While the past two weeks have produced light volume, we have a potential pullback to the prior resistance (now new support). If we are to make a new high this pattern would have failed, therefore our stop would be placed just above the highs for short positions.

Price Patterns

16 Jan

The Japanese Candlestick charting technique is one of the most useful tools for spotting these price patterns and trends. Here is a technical swing trading strategy which analyses key support and resistant levels for entry and exit of our trades.

Support and Resistance

Price patterns are created using support and resistance levels and help give us a clearer understanding of what’s going on in the stock. Support and resistance are like the floor and ceiling of a room. Support being the floor, resistance the ceiling. Entering as close to these levels as possible allows for the least amount of risk to be taken on during the trade. These are both psychological and technical price levels that will help you get the most out of every trade!

Defining the Trend

Before defining the patterns, we must discuss what it means to be in a trend. While quite subjective to interpretation, an uptrend is a series of higher highs and higher lows and a downtrend is a series of lower highs and lower lows. We will discuss the most common price patterns below.

When looking at price patterns, there are two categories they are divided into, continuation patterns and reversal patterns. The price patterns discussed here can be used across any timeframe, although historically the longer the time frame the more accurate. Here are a few of the most common price patterns.

Continuation Patterns:

  • Ascending Triangle

  • Descending Triangle

  • Bull Flag

  • Bear Flag

Reversal Patterns:

  • Head and Shoulders

  • Inverse Head and Shoulders

Let’s go through the price patterns one by one and look at the features that make up the pattern.

Ascending Triangle

The ascending triangle is identified by its relatively flat upper resistance boundary and rising lower boundary. The upper boundary should be touched 2-3 times in order for it to be an actionable triangle. This pattern is a bullish continuation where the bulls are showing strength and the bears are finding it hard to drive prices lower. A target price is gauged using the different in price from the flat ceiling and low point of the triangle. With a ceiling of $31 and low of $24, a 6 point price target can be estimated from the break of the resistance level.

Descending Triangle

The descending triangle is a bearish continuation pattern with a chart mirroring the ascending triangle to the downside.
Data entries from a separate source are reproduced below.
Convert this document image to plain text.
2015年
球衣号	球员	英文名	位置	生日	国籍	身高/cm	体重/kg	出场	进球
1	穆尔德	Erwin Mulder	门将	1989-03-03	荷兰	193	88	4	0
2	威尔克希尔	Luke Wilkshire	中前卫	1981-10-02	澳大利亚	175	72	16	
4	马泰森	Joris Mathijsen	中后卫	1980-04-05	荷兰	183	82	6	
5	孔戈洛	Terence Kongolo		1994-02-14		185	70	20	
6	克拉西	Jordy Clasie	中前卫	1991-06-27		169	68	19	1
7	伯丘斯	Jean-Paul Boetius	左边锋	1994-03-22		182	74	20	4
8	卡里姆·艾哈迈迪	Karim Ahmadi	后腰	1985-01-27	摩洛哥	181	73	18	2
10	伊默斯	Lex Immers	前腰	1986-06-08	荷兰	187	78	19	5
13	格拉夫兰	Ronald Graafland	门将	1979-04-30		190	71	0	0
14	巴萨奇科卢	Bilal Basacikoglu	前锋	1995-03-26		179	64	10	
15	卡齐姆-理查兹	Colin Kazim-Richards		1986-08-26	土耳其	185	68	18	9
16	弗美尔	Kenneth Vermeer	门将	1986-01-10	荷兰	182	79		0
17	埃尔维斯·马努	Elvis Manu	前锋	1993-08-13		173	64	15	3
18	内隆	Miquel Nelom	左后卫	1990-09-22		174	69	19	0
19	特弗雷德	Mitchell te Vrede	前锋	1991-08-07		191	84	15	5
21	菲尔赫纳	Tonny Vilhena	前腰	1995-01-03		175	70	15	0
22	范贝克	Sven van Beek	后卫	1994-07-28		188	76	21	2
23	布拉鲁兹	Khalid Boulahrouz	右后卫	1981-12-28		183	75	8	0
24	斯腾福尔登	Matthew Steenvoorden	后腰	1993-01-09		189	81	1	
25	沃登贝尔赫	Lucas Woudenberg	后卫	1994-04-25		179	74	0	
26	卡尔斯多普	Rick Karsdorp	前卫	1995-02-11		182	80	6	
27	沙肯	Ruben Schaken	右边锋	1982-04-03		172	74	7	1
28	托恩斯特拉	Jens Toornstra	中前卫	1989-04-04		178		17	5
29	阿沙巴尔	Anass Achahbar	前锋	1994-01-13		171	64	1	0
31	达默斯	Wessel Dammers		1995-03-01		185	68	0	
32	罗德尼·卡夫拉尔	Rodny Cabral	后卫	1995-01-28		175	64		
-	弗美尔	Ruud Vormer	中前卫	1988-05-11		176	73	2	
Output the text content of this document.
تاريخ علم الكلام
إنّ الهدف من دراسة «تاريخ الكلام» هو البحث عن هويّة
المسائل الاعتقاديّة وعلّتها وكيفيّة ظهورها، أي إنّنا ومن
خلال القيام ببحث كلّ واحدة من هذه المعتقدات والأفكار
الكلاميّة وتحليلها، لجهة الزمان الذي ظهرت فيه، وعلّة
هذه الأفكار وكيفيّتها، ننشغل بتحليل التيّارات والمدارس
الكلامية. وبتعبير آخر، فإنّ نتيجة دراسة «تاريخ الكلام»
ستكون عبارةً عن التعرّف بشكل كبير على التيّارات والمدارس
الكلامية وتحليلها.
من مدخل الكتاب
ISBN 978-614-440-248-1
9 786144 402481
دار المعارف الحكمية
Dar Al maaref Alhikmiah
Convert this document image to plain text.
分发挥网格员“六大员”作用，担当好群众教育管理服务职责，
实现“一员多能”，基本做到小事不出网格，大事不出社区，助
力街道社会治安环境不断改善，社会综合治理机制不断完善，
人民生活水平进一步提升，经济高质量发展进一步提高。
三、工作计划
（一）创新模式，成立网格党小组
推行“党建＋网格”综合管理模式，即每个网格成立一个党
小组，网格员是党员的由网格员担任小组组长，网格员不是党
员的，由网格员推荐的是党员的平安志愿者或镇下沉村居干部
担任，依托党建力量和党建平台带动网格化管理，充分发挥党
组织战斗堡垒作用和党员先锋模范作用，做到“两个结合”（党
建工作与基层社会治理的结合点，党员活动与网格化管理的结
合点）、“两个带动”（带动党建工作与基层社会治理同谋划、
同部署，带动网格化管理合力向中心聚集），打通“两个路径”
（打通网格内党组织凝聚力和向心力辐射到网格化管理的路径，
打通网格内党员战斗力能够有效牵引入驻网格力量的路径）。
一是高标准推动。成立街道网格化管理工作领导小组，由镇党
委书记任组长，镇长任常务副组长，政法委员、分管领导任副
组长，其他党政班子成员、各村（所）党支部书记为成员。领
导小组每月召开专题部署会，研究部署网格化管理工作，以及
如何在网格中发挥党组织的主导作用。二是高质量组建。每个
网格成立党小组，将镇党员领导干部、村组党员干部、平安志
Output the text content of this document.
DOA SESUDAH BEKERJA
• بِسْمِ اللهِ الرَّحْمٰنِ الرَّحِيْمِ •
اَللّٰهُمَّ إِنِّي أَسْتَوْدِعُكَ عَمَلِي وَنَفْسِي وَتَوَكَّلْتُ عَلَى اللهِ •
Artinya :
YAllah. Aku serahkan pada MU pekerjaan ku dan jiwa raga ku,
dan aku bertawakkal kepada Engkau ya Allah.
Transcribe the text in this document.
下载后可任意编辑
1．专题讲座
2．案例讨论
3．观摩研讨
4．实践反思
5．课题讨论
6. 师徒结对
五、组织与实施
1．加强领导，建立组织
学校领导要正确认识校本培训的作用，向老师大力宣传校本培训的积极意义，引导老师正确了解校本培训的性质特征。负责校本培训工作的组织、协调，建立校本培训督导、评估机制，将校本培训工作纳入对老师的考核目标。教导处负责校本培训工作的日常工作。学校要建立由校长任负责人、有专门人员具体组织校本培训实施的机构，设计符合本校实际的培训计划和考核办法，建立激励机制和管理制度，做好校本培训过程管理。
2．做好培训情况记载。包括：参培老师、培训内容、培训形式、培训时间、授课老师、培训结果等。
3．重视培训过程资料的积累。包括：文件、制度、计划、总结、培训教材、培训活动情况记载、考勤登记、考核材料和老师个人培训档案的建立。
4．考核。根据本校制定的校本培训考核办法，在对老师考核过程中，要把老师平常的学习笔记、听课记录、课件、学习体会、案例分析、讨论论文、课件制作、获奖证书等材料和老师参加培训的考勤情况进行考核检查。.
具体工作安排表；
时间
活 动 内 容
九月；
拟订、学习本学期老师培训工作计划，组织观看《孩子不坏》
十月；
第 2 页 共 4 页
While triangles are classified as continuation patterns, they can be reversal patterns if occurring in the context of the opposite trend. (ie: descending triangle in an uptrend, or ascending triangle in a downtrend).

Bull Flag

The bull flag formation is a bullish continuation pattern which usually follows a breakout and is now consolidating before making its next move higher. During this consolidation, prices should not retrace more than 50% of the flag “pole.” A Fibonacci Retracement can be used to accurately measure these levels. Typically the consolidation period will consist of lower volume, once volume increases that is usually a sign of the next breakout.

Bear Flag

The bear flag formation is a bearish continuation pattern where the underlying experiences a sharp drop in price then consolidates or chops sideways before its next move lower.

Head and Shoulders

The head and shoulders formation is comprised of a small rally, large rally, and another small rally, usually occurring at the top of an uptrend. This forms two shoulders and a head. The neckline is the support level at which the stock rallies and pulls back to. When a rally sells off before making a new high, it is a sign that a head and shoulders pattern is forming. The target price can be estimated by taking the different of the high and low of the pattern and projecting it down from the neckline.

Inverse Head and Shoulders

The inverted head and shoulders pattern is the opposite of the head and shoulders pattern, it is a bullish reversal pattern. The head in this case usually acts as the bottom of a downtrend and is often times in the form of an inverted hammer. Once the neckline is broken with increasing volume a move to the upside should follow.